Acontece que a questão do mal também vem acompanhada pela necessidade aparente do ser humano em estabelecer valores, a fim de preencher a misteriosa existência com sentido. Quando algo vai contra uma ordem estabelecida, é preciso, segundo uma lógica secular, sofrer. Ou melhor, é preciso alguém sofrer. Portanto, todo erro tem origem no mal, pois está em descompasso com uma ordem vigente, e aquele que provoca o mal, age em nome dele, e assume sua identidade. É aquele que tem culpa.
Assim, ter culpa é inescapável, pois uma vez cometida a ação que engendrou o mal, não há retorno, e o mal não pode ser desfeito na memória de quem o soube, a começar daquele que o fez, se enxerga sob o menor aspecto que seja, a sua atitude como má. Desculpar, portanto, seria desfazer algo acontecido, e não temos tal poder. Não há remédio para culpa senão viver com ela. Mas a culpa em termos humanos, se o humano é limitado, é também, uma noção com grande probabilidade de inexistência, uma vez que o ser humano desconhece a própria existência como um todo e a consciência que pune o próximo ou a si mesma é limitada.
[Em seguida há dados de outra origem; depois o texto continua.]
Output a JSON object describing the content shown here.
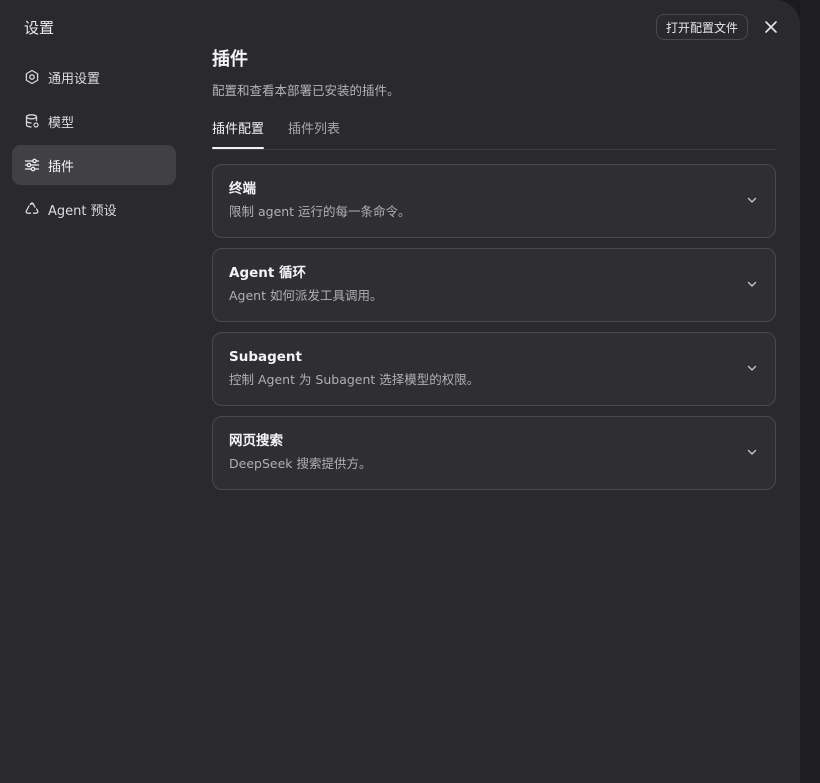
{
  "window": {
    "title": "设置",
    "open_config_label": "打开配置文件"
  },
  "sidebar": {
    "items": [
      {
        "label": "通用设置",
        "icon": "gear-icon",
        "active": false
      },
      {
        "label": "模型",
        "icon": "database-icon",
        "active": false
      },
      {
        "label": "插件",
        "icon": "sliders-icon",
        "active": true
      },
      {
        "label": "Agent 预设",
        "icon": "recycle-icon",
        "active": false
      }
    ]
  },
  "main": {
    "title": "插件",
    "subtitle": "配置和查看本部署已安装的插件。",
    "tabs": [
      {
        "label": "插件配置",
        "active": true
      },
      {
        "label": "插件列表",
        "active": false
      }
    ],
    "cards": [
      {
        "title": "终端",
        "description": "限制 agent 运行的每一条命令。"
      },
      {
        "title": "Agent 循环",
        "description": "Agent 如何派发工具调用。"
      },
      {
        "title": "Subagent",
        "description": "控制 Agent 为 Subagent 选择模型的权限。"
      },
      {
        "title": "网页搜索",
        "description": "DeepSeek 搜索提供方。"
      }
    ]
  },
  "colors": {
    "window_bg": "#2a2a2c",
    "card_bg": "#2f2f32",
    "active_item_bg": "#414145",
    "border": "#4a4a4e"
  }
}
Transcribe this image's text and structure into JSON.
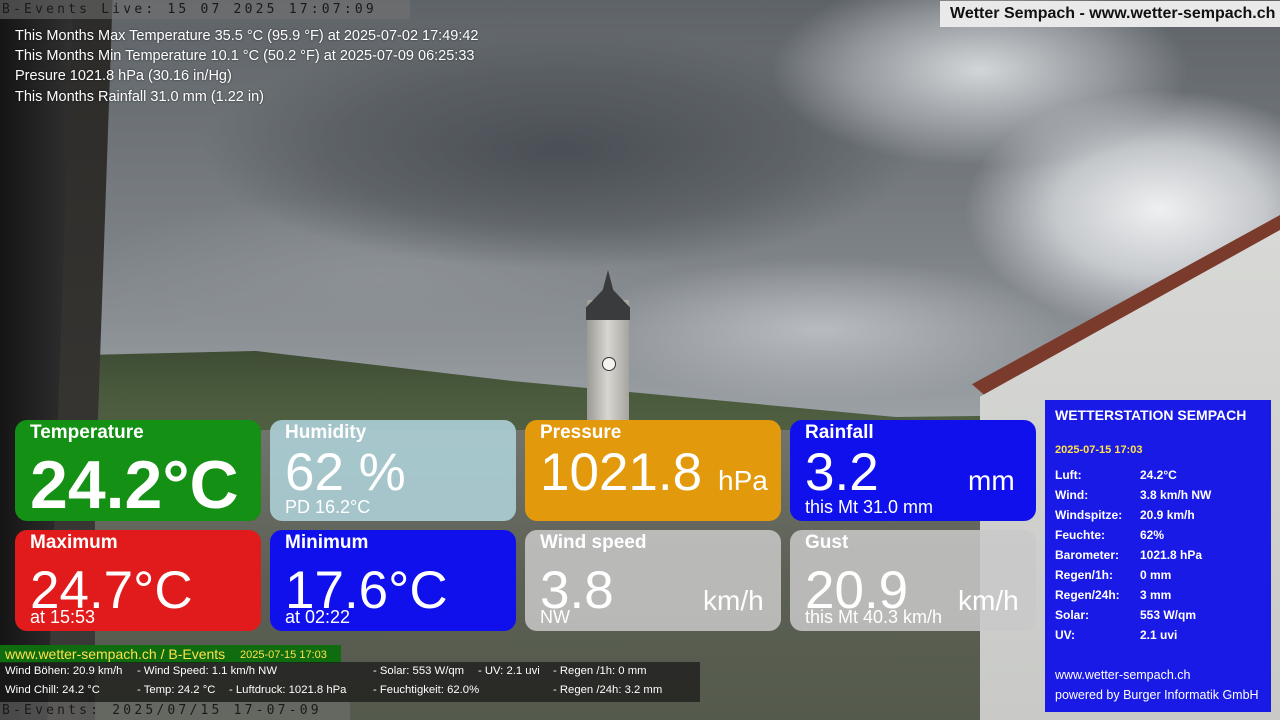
{
  "header": {
    "live_stamp": "B-Events Live: 15 07 2025 17:07:09",
    "brand": "Wetter Sempach - www.wetter-sempach.ch"
  },
  "monthly_stats": [
    "This Months Max Temperature 35.5 °C (95.9 °F) at 2025-07-02 17:49:42",
    "This Months Min Temperature 10.1 °C (50.2 °F) at 2025-07-09 06:25:33",
    "Presure 1021.8 hPa (30.16 in/Hg)",
    "This Months Rainfall 31.0 mm (1.22 in)"
  ],
  "tiles": {
    "temperature": {
      "label": "Temperature",
      "value": "24.2°C",
      "color": "#149014"
    },
    "humidity": {
      "label": "Humidity",
      "value": "62 %",
      "sub": "PD 16.2°C",
      "color": "#aacdd4"
    },
    "pressure": {
      "label": "Pressure",
      "value": "1021.8",
      "unit": "hPa",
      "color": "#e29a0c"
    },
    "rainfall": {
      "label": "Rainfall",
      "value": "3.2",
      "unit": "mm",
      "sub": "this Mt 31.0 mm",
      "color": "#1010ec"
    },
    "maximum": {
      "label": "Maximum",
      "value": "24.7°C",
      "sub": "at 15:53",
      "color": "#e11b1b"
    },
    "minimum": {
      "label": "Minimum",
      "value": "17.6°C",
      "sub": "at 02:22",
      "color": "#1010ec"
    },
    "wind_speed": {
      "label": "Wind speed",
      "value": "3.8",
      "unit": "km/h",
      "sub": "NW",
      "color": "#c8c8c8"
    },
    "gust": {
      "label": "Gust",
      "value": "20.9",
      "unit": "km/h",
      "sub": "this Mt 40.3 km/h",
      "color": "#c8c8c8"
    }
  },
  "panel": {
    "title": "WETTERSTATION SEMPACH",
    "date": "2025-07-15 17:03",
    "rows": [
      {
        "k": "Luft:",
        "v": "24.2°C"
      },
      {
        "k": "Wind:",
        "v": "3.8 km/h  NW"
      },
      {
        "k": "Windspitze:",
        "v": "20.9 km/h"
      },
      {
        "k": "Feuchte:",
        "v": "62%"
      },
      {
        "k": "Barometer:",
        "v": "1021.8 hPa"
      },
      {
        "k": "Regen/1h:",
        "v": "0 mm"
      },
      {
        "k": "Regen/24h:",
        "v": "3 mm"
      },
      {
        "k": "Solar:",
        "v": "553 W/qm"
      },
      {
        "k": "UV:",
        "v": "2.1 uvi"
      }
    ],
    "site": "www.wetter-sempach.ch",
    "powered": "powered by Burger Informatik GmbH"
  },
  "ticker": {
    "site": "www.wetter-sempach.ch / B-Events",
    "date": "2025-07-15 17:03",
    "line1": {
      "a": "Wind Böhen: 20.9 km/h",
      "b": "- Wind Speed: 1.1 km/h NW",
      "c": "- Solar: 553 W/qm",
      "d": "- UV: 2.1 uvi",
      "e": "- Regen /1h:   0 mm"
    },
    "line2": {
      "a": "Wind Chill: 24.2 °C",
      "b": "- Temp: 24.2 °C",
      "c": "- Luftdruck: 1021.8 hPa",
      "d": "- Feuchtigkeit: 62.0%",
      "e": "- Regen /24h: 3.2 mm"
    }
  },
  "footer": {
    "stamp": "B-Events: 2025/07/15 17-07-09"
  }
}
Acho que agora chegamos ao ponto crucial desta manhã em que escrevo. O ponto exato é: como devo agir? Como ser o que sou? Existe uma noção de certo que combine o que sou com o certo universal? Não sei responder a essas coisas, mas algumas hipóteses vieram a mente e hoje amadureceram um pouco. Ainda em transe por algumas rupturas emocionais em minha vida, voltei para a cama após o café e olhei para a prateleira ao lado. Todo mundo que me conhece bastante sabe o quanto gosto da obra do Alan Moore, e por isso releio muitas de suas coisas. Watchmen me incomoda ( de uma boa maneira ) por que, entre as várias passagens da obra, há duas aparentemente antagônicas que levam-me a pensar, de tempos em tempos, em como devo olhar para o ser humano.
É possível ter esperança? Se não, qual o sentido de tentar fazer o bem em meio às trevas? Nossa vida tem realmente algum valor?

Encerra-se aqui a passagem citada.